The Teanaway Pack’s discovery thrust Kittitas County into the middle of an already raging debate over how to create a plan for the management of Washington’s re-emerging gray wolf population.

About 100 people packed the Ellensburg Comfort Inn and Conference Center Aug. 27 for an all-day meeting, hosted by WDFW, to discuss the statewide wolf recovery plan recommended by the majority of a 17-member Wolf Working Group. The six-member WDFW Commission created the working group in 2007 to develop a plan for managing gray wolf populations as the animal returned to Washington.

The meeting was one of a string of 19 public forums convened to solicit public comment on the topic. Members of the public submitted about 65,000 written comments. Perspectives ranged from advocates who say wolves play a vital role in the ecosystem to hunters and ranchers who fear they will eat too many elk, deer and livestock.

Plan approved

On Dec. 3 the WDFW commission approved a modified version of the plan recommended by the Wolf Working Group.
Members of the commission described the plan as a good compromise that will keep wolf management in the hands of state officials, rather than the federal government, according to an Associated Press report. They stressed that the management of wolves in Washington was a work in progress and that the plan was merely a guide for future action.

“As long as we have no plan, we are extremely limited in our management authority,” Commission Chairwoman Miranda Wecker told the Associated Press before the vote was taken.

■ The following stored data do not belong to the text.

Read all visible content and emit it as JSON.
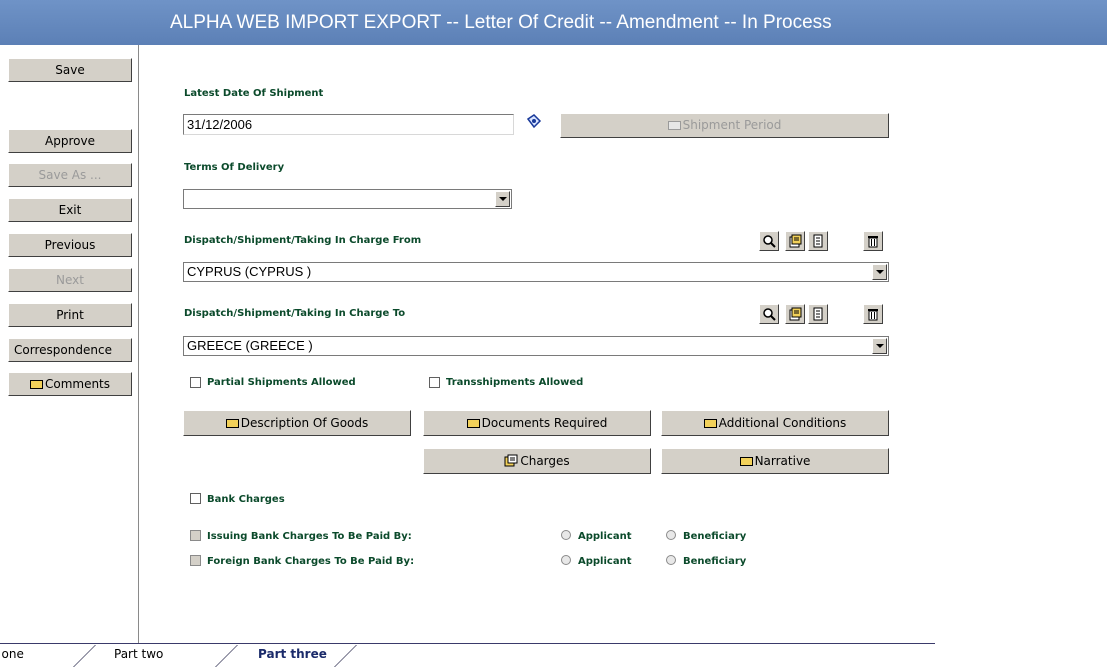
{
  "title": "ALPHA WEB IMPORT EXPORT --   Letter Of Credit -- Amendment -- In Process",
  "sidebar": {
    "save": "Save",
    "approve": "Approve",
    "save_as": "Save As ...",
    "exit": "Exit",
    "previous": "Previous",
    "next": "Next",
    "print": "Print",
    "correspondence": "Correspondence",
    "comments": "Comments"
  },
  "form": {
    "latest_date_label": "Latest Date Of Shipment",
    "latest_date_value": "31/12/2006",
    "shipment_period": "Shipment Period",
    "terms_label": "Terms Of Delivery",
    "terms_value": "",
    "from_label": "Dispatch/Shipment/Taking In Charge From",
    "from_value": "CYPRUS (CYPRUS )",
    "to_label": "Dispatch/Shipment/Taking In Charge To",
    "to_value": "GREECE (GREECE )",
    "partial_label": "Partial Shipments Allowed",
    "trans_label": "Transshipments Allowed",
    "desc_goods": "Description Of Goods",
    "docs_required": "Documents Required",
    "additional_conditions": "Additional Conditions",
    "charges": "Charges",
    "narrative": "Narrative",
    "bank_charges_label": "Bank Charges",
    "issuing_label": "Issuing Bank Charges To Be Paid By:",
    "foreign_label": "Foreign Bank Charges To Be Paid By:",
    "applicant": "Applicant",
    "beneficiary": "Beneficiary"
  },
  "tabs": [
    "Part one",
    "Part two",
    "Part three"
  ],
  "active_tab": "Part three"
}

The new management plan calls for the existence of 15 successful breeding pairs for three years or 18 breeding pairs for one year before the wolves can no longer be considered endangered.

To delist the wolves with 15 breeding pairs, four of the pairs would need to be present in Eastern Washington, the southern Cascades and northwest coast area of Washington and the north Washington Cascades.

The additional three pairs could be present anywhere in the state. To delist the wolves with 18 pairs, four pairs would need to be present in Eastern Washington, the southern Cascades and northwest coast area of Washington and the north Washington Cascades and, the additional six pairs could be present anywhere in the state.